Racontons un peu Lowell et notre vie en Afrique:
Nous, on a vécu 10 ans au Sénégal (moi 5 ans au Nord près de Louga et après, Dakar) et deux ans au Ghana.
Au départ, en 1994, j'étais venue travailler seule où je l'ai rencontré. Il dirigeait une ONG américaine et il faisait un travail remarquable - petits projets agroforestiers, maraîchers, alphabétisation... pour des ONG locales. Il pouvait faire 10 heures de route (petites routes africaines) et le soir, être presque frais et dispo. Il était joyeux, calme. Il lisait beaucoup, parlait peu. N'aimait pas son pays, les États-Unis. On a voyagé dans plusieurs pays d'Europe, d'Afrique: la France bien sûr, le Kenya, le Zimbabwe durant un mois, l'Afrique du Sud, la Tanzanie, la Gambie, la Guinée Bissau, le Burkina Faso, la Côte d'Ivoire... bref, avec lui, le voyage était toujours facile. Je me sentais en complète sécurité (paradoxe...) et on ne manquait de rien.
Je travaillais aussi pour d'autres ONG et aussi pour la sienne, afin de produire de la poudre de Moringa (une arbre aux feuilles nutritionnelles pour contrer la malnutrition). J'ai crée avec des Sénégalais une ferme expérimentale de Moringa au Nord du pays. Il y avait 10 manoeuvres et aides. Un immense séchoir et on plantait les graines aux...10 cm. On avait 1 hectare, donc 1 million d'arbres! C'était difficile, chaud, y'avait pas d'eau. Un contexte excessivement pauvre. Mais je connaissais bien ce Nord du pays, c'était MA place. Le Sahel, c'est magnifique! J'étais déjà restée 6 mois à Djenné au Mali, durant mes études et c'était à peu près le même climat, les mêmes problématiques.

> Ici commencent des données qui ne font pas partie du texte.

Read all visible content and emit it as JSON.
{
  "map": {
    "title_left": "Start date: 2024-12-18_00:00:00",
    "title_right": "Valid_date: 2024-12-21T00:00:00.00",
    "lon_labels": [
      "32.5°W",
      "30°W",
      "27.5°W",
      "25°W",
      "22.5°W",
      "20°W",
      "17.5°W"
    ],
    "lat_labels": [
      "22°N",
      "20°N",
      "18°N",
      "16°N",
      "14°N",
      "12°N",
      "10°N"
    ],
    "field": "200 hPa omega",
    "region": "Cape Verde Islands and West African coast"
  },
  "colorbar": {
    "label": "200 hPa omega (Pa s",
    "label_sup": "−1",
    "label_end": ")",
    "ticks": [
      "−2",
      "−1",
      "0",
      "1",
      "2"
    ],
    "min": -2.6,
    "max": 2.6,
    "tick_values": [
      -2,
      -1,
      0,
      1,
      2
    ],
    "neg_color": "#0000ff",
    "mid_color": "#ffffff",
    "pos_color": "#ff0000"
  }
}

On a fait une petite Lou. Au départ, Lowell ne voulait pas d'enfant, mais j'ai insisté. Il devait sentir qu'il n'avait pas la force de s'occuper d'un enfant, ce qui s'est avéré vrai. Il adorait Lou, mais pas pour s'en occuper...
C'est durant un de mes déplacements (Dakar-Louga) qu'il a eu son accident de scooter à Dakar. J'ai dû revenir avec mon bébé de 9 mois, angoissée, parce que la secrétaire n'avait pas voulu me parler de son état. Il a failli mourir (poumons blastés et trauma crânien). Il a été dans un coma provoqué pour 1 mois à l'Hôpital de Dakar puis transféré en avion ambulance à l'Hôpital Américain de Paris. Je l'ai rejoint là-bas avec Lou 9 mois. Durant un mois, je me souviens surtout... d'avoir mangé comme une reine hé! Pensant que les assurances allaient payer (du moins une partie), j'ai mangé plein de bonnes choses dans vos restaurants... Par ailleurs l'Hôpital américain de Paris ont un chef exceptionnel, la table est l'une de meilleures que j'ai pu "tester"... Mais bon les assurances n'ont pas payé... Bref, j'allais le visiter à tous les jours. Ce n'est qu'à la fin que le con de doc m'a dit qu'il avait eu un traumatisme crânien et qu'il pourrait, peut être, un jour, faire des crises d'épilpsie (et je ne connaissais rien à ça...). Finalement, on est revenu à Dakar et il a eu ses premières crises d'épilepsie un mois plus tard et ça n'a plus jamais arrêté.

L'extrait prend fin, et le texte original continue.